In this study we assume to work with a uniform wind field. So, spatial variations are not considered here. The wind field is unsteady, and the ways the wind speed and direction change needs to be specified. In this Chapter, in particular, we try to define a way to characterise the temporal variation of the wind and distinguish any one windstorm from another. This is important because many synthetic windstorms will be created later in this study; commenting and comparing them is a pointlessly difficult exercise without a

conceptual framework that supports a classification.

The definition of such a framework is, indeed, the content of the following

subsections. We note here that such a framework is not only limited to the application to synthetic storms, but can also host information extracted from whatever storm, including historical ones. This conceptual framework, in its first conception, aims at making

presentation possible and informative.

The histories of wind speed and direction are the elements of the temporal evolution of the wind storms. The profiles of wind speed and direction, therefore, describe such a temporal variation. The question at stake here is: is it possible to condense the extended information contained in those histories into a smaller number of parameters that describe certain essential features of the wind storms? ‘Essential’ is intended here, of course, with regards to the wind seen as a mechanical action that can generate currents and surges. Such a smaller number of informative quantities are the elements of the

conceptual framework that we referred to just earlier. The conceptual framework is therefore a relation that connects them.

If one is derived, tabulation and graphical representation enable us to classify the steps taken in pursuit of the artificial (or real) connection between synthetic (or

historical) storm winds and surges in the WS area. The similar efforts related to the surge parameterisation are discussed in Chapter 5.

Moreover, the conceptual framework may also turn out to be a validating tool as and

if there is some physically-based equivalence between synthetic and historical windstorms that are able to generate similar surges. This may help to establish a

rational connection – either sufficient, necessary, or just complete enough – between synthetic and historical events.

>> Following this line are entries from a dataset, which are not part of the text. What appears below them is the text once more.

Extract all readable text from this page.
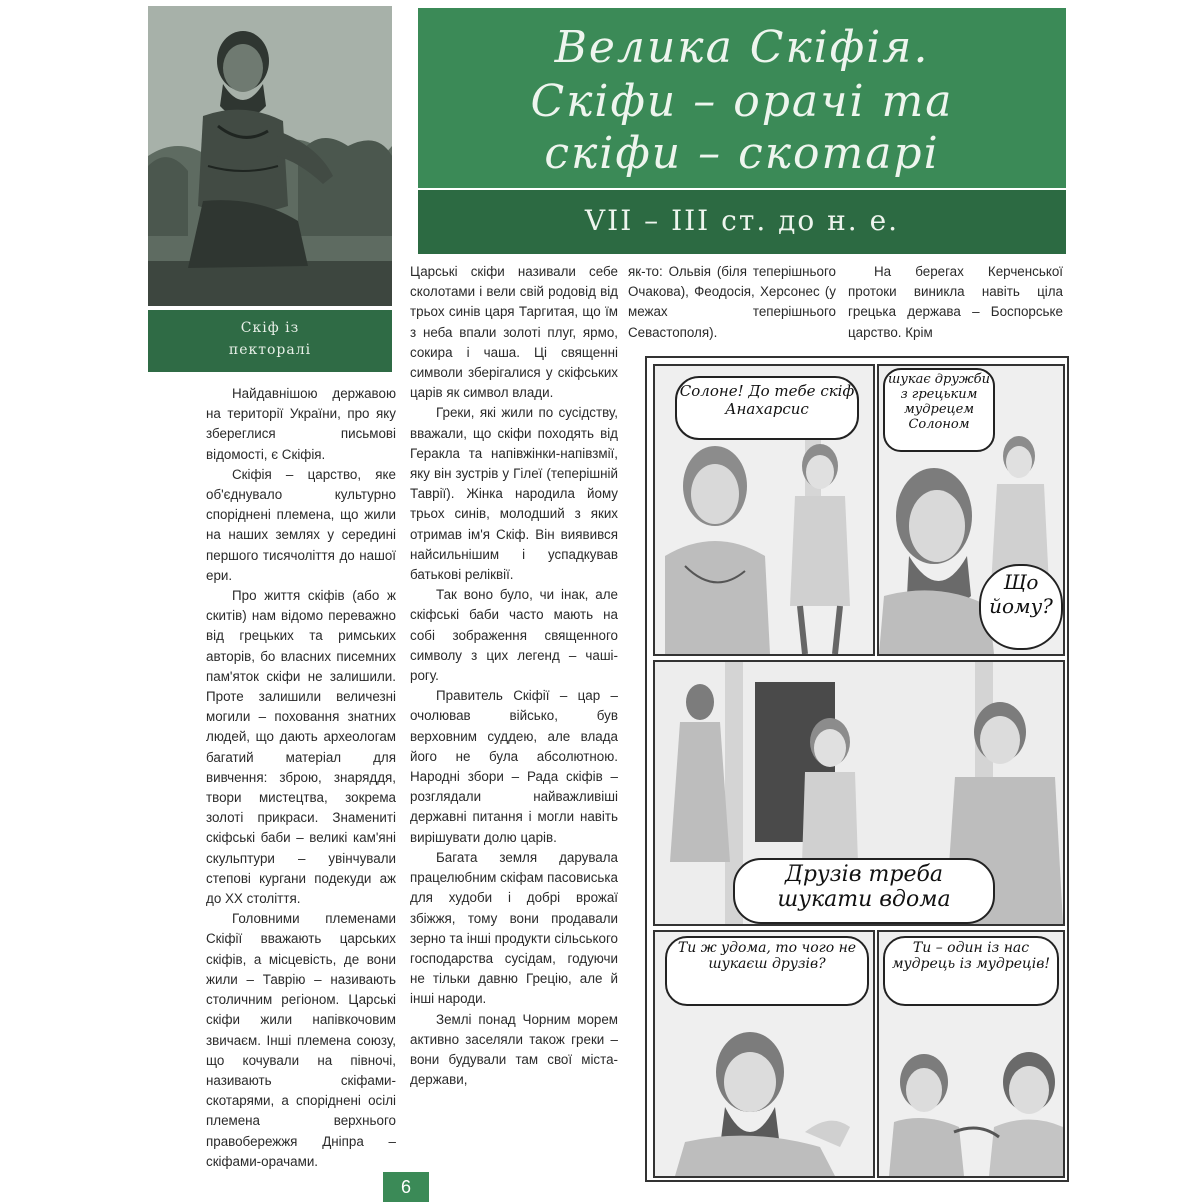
Скіф із
пекторалі
Велика Скіфія.
Скіфи – орачі та
скіфи – скотарі
VII – III ст. до н. е.

Найдавнішою державою на території України, про яку збереглися письмові відомості, є Скіфія.

Скіфія – царство, яке об'єднувало культурно споріднені племена, що жили на наших землях у середині першого тисячоліття до нашої ери.

Про життя скіфів (або ж скитів) нам відомо переважно від грецьких та римських авторів, бо власних писемних пам'яток скіфи не залишили. Проте залишили величезні могили – поховання знатних людей, що дають археологам багатий матеріал для вивчення: зброю, знаряддя, твори мистецтва, зокрема золоті прикраси. Знамениті скіфські баби – великі кам'яні скульптури – увінчували степові кургани подекуди аж до XX століття.

Головними племенами Скіфії вважають царських скіфів, а місцевість, де вони жили – Таврію – називають столичним регіоном. Царські скіфи жили напівкочовим звичаєм. Інші племена союзу, що кочували на півночі, називають скіфами-скотарями, а споріднені осілі племена верхнього правобережжя Дніпра – скіфами-орачами.

Царські скіфи називали себе сколотами і вели свій родовід від трьох синів царя Таргитая, що їм з неба впали золоті плуг, ярмо, сокира і чаша. Ці священні символи зберігалися у скіфських царів як символ влади.

Греки, які жили по сусідству, вважали, що скіфи походять від Геракла та напівжінки-напівзмії, яку він зустрів у Гілеї (теперішній Таврії). Жінка народила йому трьох синів, молодший з яких отримав ім'я Скіф. Він виявився найсильнішим і успадкував батькові реліквії.

Так воно було, чи інак, але скіфські баби часто мають на собі зображення священного символу з цих легенд – чаші-рогу.

Правитель Скіфії – цар – очолював військо, був верховним суддею, але влада його не була абсолютною. Народні збори – Рада скіфів – розглядали найважливіші державні питання і могли навіть вирішувати долю царів.

Багата земля дарувала працелюбним скіфам пасовиська для худоби і добрі врожаї збіжжя, тому вони продавали зерно та інші продукти сільського господарства сусідам, годуючи не тільки давню Грецію, але й інші народи.

Землі понад Чорним морем активно заселяли також греки – вони будували там свої міста-держави,

як-то: Ольвія (біля теперішнього Очакова), Феодосія, Херсонес (у межах теперішнього Севастополя).

На берегах Керченської протоки виникла навіть ціла грецька держава – Боспорське царство. Крім

Солоне! До тебе скіф Анахарсис
шукає дружби з грецьким мудрецем Солоном
Що йому?
Друзів треба шукати вдома
Ти ж удома, то чого не шукаєш друзів?
Ти – один із нас мудрець із мудреців!
6
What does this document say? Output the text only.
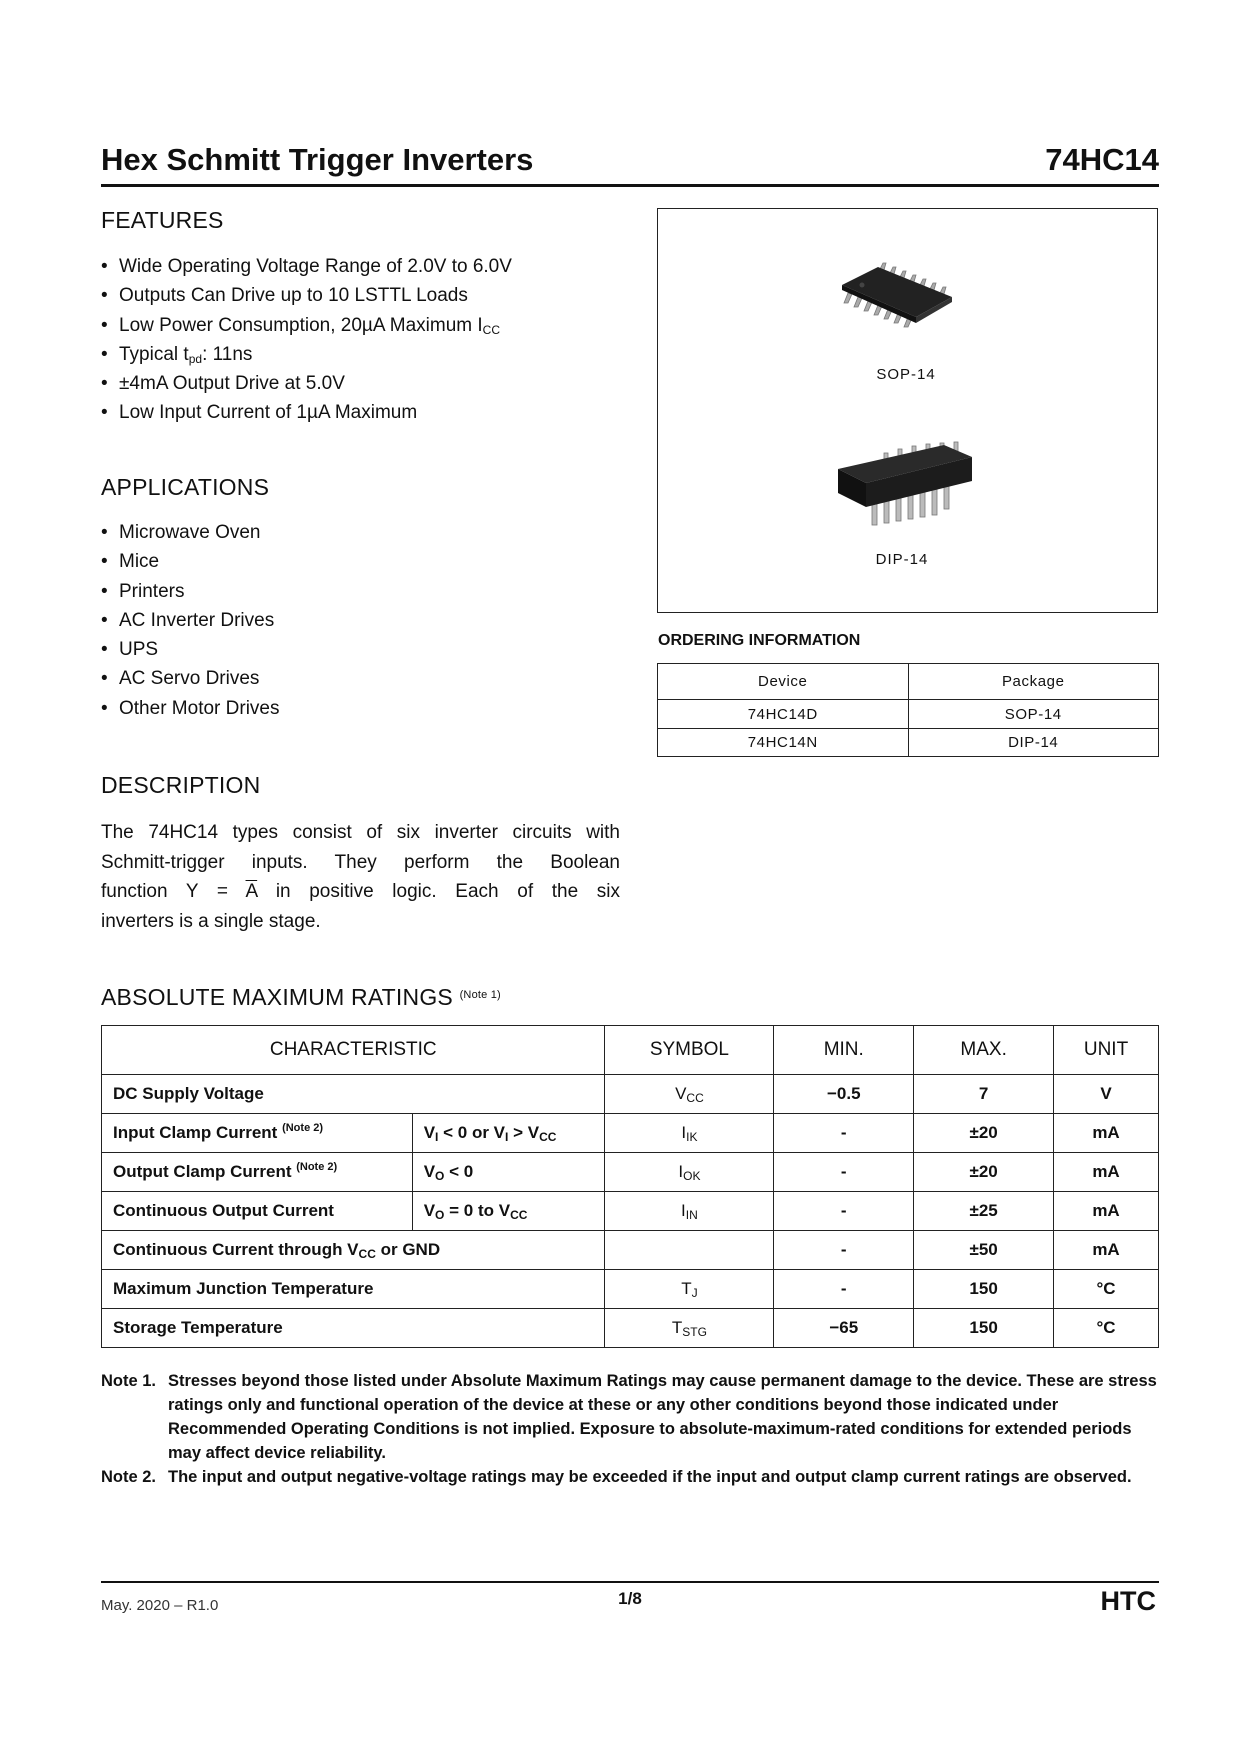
Hex Schmitt Trigger Inverters	74HC14
FEATURES
• Wide Operating Voltage Range of 2.0V to 6.0V
• Outputs Can Drive up to 10 LSTTL Loads
• Low Power Consumption, 20µA Maximum $I_{CC}$
• Typical $t_{pd}$: 11ns
• ±4mA Output Drive at 5.0V
• Low Input Current of 1µA Maximum
APPLICATIONS
• Microwave Oven
• Mice
• Printers
• AC Inverter Drives
• UPS
• AC Servo Drives
• Other Motor Drives
DESCRIPTION
The 74HC14 types consist of six inverter circuits with
Schmitt-trigger inputs. They perform the Boolean
function $Y = \overline{A}$ in positive logic. Each of the six
inverters is a single stage.
SOP-14
DIP-14
ORDERING INFORMATION
Device	Package
74HC14D	SOP-14
74HC14N	DIP-14
ABSOLUTE MAXIMUM RATINGS $^{(Note 1)}$
CHARACTERISTIC		SYMBOL	MIN.	MAX.	UNIT
DC Supply Voltage		$V_{CC}$	−0.5	7	V
Input Clamp Current $^{(Note 2)}$	$V_I < 0$ or $V_I > V_{CC}$	$I_{IK}$	-	±20	mA
Output Clamp Current $^{(Note 2)}$	$V_O < 0$	$I_{OK}$	-	±20	mA
Continuous Output Current	$V_O = 0$ to $V_{CC}$	$I_{IN}$	-	±25	mA
Continuous Current through $V_{CC}$ or GND			-	±50	mA
Maximum Junction Temperature		$T_J$	-	150	°C
Storage Temperature		$T_{STG}$	−65	150	°C
Note 1. Stresses beyond those listed under Absolute Maximum Ratings may cause permanent damage to the device. These are stress ratings only and functional operation of the device at these or any other conditions beyond those indicated under Recommended Operating Conditions is not implied. Exposure to absolute-maximum-rated conditions for extended periods may affect device reliability.
Note 2. The input and output negative-voltage ratings may be exceeded if the input and output clamp current ratings are observed.
May. 2020 – R1.0	1/8	HTC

An important consequence of having decoupled the wind from a parent pressure distribution is that the wind speed and direction are separated quantities, the temporal variations of which need to be devised independently. The only gain that we take from the PW profile is that, while the wind veers, its speed increases to a peak or a plateau value. The information contained in the PW only suggests a strong physical connection between speed and direction, but this insight does not yield a mathematical relation. Therefore, the profiles of direction and speed need to be discussed and prescribed separately, albeit in consideration of the PW blueprint (Figure 2.1). The only feature common to both speed and duration profiles is, obviously but importantly, the overall duration of the windstorm. The schematisations used in the current study are described hereinafter and in Chapter 4.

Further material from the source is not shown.